An identity is a value your SQL controls. Identity is a row function. It is sequential, either increasing or decreasing in value, at least in SQL Server. It should never be modified and gaps in the value should be ignored. Identity values are very useful in linking table B to table A since the value is never duplicated. The identity is not the best choice for a clustered index in every case. If a table contains audit data the clustered index may be better being created on the date occurred as it will present the answer to the question " what happened between today and four days ago" with less work because the records for the dates are sequential in the data pages.
A primary key makes the column or columns in a row unique. Primary key is a column function. Only one primary key may be defined on any table, but multiple unique indexes may be created which simulates the primary key. Clustering the primary key is not always the correct choice. Consider a phone book. If the phone book is clustered by the primary key(phone number) the query to return the phone numbers on "First Street" will be very costly.
The general rules I follow for identity and primary key are:
Always use an identity column
Create the clustered index on the column or columns which are used in range lookups
Keep the clustered index narrow since the clustered index is added to the end of every other index
Create primary key and unique indexes to reject duplicate values
Narrow keys are better
Create an index for every column or columns used in joins
These are my GENERAL rules.
A primary key (also known as a candidate key) is any set of attributes that have the properties of uniqueness and minimality. That means the key column or columns are constrained to be unique. In other words the DBMS won't permit any two rows to have the same set of values for those attributes.
The IDENTITY property effectively creates an auto-incrementing default value for a column. That column does not have to be unique though, so an IDENTITY column isn't necessarily a key.
However, an IDENTITY column is typically intended to be used as a key and therefore it usually has a uniqueness constraint on it to ensure that duplicates are not permitted.
Major Difference between Primary and Identity Column
Primary Column:
Primary Key cannot have duplicate values.
It creates a clustered index for the Table.
It can be set for any column type.
We need to provide the primary column value while inserting in the table.
Identity Column:
Identity Column can have duplicate value.
It can only be set for Integer related columns like int, bigint, smallint, tinyint or decimal
No need to insert values in the identity column. It is inserted automatically based on the seed.
EDITS MADE BASED ON FEEDBACK
A key is unique to a row. It's a way of identifying a row. Rows may have none, one, or several keys. These keys may consist of one or more columns.
Keys are indexes with a unique constraint. This differentiates them from non-key indexes.
Any index with multi-columns is called a "composite index".
Traditionally, a primary key is viewed as the main key that uniquely identifies a row. There may only be one of these.
Depending on the table's design, one may have no primary key.
A primary key is just that - a "prime key". It's the main one that specifies the unique identity of a row. Depending on a table's design, this can be a misnomer and multiple keys express the uniqueness.
In SQL Server, a primary key may be clustered. This means the remaining columns are attached to this key at the leaf level of the index. In other words, once SQL Server has found the key, it has also found the row (to be clear, this is because of the clustered aspect).
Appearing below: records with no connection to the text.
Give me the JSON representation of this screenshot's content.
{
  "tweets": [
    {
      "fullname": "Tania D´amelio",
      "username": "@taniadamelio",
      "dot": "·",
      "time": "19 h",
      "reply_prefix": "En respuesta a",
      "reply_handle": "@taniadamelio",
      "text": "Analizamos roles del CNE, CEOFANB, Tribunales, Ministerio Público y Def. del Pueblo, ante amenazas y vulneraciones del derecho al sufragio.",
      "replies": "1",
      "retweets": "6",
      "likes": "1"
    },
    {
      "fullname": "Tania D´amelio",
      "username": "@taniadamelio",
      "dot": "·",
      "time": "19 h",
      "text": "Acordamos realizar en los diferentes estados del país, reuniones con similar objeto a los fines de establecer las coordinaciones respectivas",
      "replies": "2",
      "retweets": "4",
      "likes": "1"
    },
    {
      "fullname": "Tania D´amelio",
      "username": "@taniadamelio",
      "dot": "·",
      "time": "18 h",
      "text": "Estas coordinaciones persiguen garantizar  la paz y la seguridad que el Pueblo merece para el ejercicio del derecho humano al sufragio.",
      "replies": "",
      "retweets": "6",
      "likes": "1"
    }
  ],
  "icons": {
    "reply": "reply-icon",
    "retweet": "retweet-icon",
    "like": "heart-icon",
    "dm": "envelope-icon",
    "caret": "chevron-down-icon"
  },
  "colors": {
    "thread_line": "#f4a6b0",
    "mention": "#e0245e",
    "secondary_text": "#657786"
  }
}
An identity column is simply a method of generating a unique ID for a row.
These two are often used together, but this is not a requirement.
You can use IDENTITY not only with integers, but also with any numeric data type that has a scale of 0
primary key could have scale but its not required.
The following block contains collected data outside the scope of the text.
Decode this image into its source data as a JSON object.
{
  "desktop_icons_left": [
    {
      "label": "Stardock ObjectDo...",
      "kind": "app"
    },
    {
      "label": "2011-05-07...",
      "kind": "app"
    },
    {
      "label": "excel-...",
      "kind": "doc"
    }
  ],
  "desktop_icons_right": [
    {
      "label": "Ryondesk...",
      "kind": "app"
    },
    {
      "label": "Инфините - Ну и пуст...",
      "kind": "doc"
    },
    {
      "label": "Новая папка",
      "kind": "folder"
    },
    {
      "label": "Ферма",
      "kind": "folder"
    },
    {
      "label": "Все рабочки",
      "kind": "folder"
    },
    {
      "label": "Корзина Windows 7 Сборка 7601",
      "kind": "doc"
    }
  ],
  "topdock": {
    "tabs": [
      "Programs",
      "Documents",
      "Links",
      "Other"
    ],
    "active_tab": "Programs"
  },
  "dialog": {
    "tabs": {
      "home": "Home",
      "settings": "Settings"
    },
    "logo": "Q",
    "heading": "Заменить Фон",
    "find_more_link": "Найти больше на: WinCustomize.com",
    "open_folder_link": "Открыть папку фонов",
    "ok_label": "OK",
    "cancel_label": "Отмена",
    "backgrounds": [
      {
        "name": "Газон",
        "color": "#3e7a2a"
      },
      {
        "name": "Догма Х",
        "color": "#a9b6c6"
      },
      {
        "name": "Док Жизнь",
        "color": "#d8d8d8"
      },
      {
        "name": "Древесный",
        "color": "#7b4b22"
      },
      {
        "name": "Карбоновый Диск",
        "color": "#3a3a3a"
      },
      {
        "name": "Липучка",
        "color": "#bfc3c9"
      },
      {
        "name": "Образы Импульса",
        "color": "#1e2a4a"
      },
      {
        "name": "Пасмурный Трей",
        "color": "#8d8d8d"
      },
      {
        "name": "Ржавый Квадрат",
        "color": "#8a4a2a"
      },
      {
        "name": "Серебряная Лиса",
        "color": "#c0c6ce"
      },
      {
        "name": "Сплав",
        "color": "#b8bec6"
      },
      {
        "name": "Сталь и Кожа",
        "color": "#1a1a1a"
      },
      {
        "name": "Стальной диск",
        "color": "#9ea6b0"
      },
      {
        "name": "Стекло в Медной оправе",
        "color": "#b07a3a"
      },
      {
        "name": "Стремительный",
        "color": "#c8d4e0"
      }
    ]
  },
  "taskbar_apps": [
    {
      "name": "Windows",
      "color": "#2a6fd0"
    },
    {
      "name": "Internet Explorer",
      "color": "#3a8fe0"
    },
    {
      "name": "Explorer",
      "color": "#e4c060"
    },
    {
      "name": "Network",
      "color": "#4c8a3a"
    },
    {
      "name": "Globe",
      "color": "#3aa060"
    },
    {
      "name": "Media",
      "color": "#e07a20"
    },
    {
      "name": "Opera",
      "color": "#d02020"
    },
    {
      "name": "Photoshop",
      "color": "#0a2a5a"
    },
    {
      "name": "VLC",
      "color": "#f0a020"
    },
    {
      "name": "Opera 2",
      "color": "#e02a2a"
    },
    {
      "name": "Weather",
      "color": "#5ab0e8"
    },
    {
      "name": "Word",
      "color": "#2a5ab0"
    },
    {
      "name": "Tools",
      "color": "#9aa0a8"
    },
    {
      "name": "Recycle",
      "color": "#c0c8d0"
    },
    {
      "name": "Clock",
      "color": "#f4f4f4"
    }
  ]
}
IDENTITY, combined with a PRIMARY KEY or UNIQUE constraint, lets you provide a simple unique row identifier
Primary key emphasizing on uniqueness and avoid duplication value for all records on the same column, while identity provides increasing numbers in a column without inserting data.
Both features could be on a single column or on difference one.
What is the difference between linking two tables and then the PK is an FK in the other table, but the FK has not got the primary key option (so it does not have the gold key),
and having the PK in one table as a PK in another table?
Am I right to think that the second option is for a many-to-many relationship?
Thanks
FK means that any value in our table should be present in the foreign table.
Since the column in the foreign table should be declared as a PK or a UNIQUE key, this means it can be present only once in the foreign table.
PK means that any value in our table should be present only once.
Combined together, they mean that any value should be present only once both in our table and in foreign table.
This is a (0-1):1 relationship.